I have a scenario of 3 disparate software utilities (virus scanners - all latest versions). Their hit ratios are excellent, but occasionally 1 of them misses a virus.

0 = no virus, 1 = virus discovered

At some point one of them will fail to detect, i.e. $$(0,0,0),(0,0,0),(0,0,0),(0,0,0),(0,0,0),(0,0,0),(0,0,0)...(0,0,1)$$

However,in an even more rare scenario 2 of them might fail to detect $$(0,0,0),(0,0,0),(0,0,0),(0,0,0),(0,0,0),(0,0,0)...(0,0,1)..., ...(1,0,1)$$

Now say I was to use 5 virus scanners, it would be an even greater rare scenario for 3 to fail detection. The question I have is, how can I express the above scenarios in a single Binomial Coefficient ?

Answer 1

Without further information, you have to assume the probability each scanner misses a virus is the same at $p$ and the chances of each scanner missing a virus are independent. These are terrible assumptions.
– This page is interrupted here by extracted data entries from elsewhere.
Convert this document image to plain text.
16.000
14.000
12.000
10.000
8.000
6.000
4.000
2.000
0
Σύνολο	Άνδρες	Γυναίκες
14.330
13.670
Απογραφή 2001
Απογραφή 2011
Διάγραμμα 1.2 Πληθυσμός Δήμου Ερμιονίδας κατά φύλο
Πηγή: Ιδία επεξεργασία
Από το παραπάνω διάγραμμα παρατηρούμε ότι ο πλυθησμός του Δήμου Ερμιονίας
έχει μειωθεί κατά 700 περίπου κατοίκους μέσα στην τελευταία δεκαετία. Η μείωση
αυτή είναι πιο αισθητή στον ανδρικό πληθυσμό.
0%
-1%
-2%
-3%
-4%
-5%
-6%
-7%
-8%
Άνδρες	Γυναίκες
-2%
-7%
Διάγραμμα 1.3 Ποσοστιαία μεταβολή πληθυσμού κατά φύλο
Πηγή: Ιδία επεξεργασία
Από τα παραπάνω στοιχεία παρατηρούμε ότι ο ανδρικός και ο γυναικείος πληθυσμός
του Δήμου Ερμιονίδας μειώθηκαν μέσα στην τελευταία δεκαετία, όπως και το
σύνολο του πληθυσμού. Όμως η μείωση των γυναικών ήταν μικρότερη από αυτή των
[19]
The chance that two of three will miss a virus is then ${3 \choose 2}p^2(1-p)$ and the chance that all three will miss it is ${3 \choose 3}p^3$. You can do the same for fives scanners and $3,4,5$ missing it. If $p$ is rather small, the fact that three of five has a leading term of $p^3$ while the two of three case is proportional to $p^2$ guarantees that your are better off with five. Of course, if one scanner misses a virus it could be the virus is too new for any to catch and the independence assumption fails. Then it doesn't matter how many you have.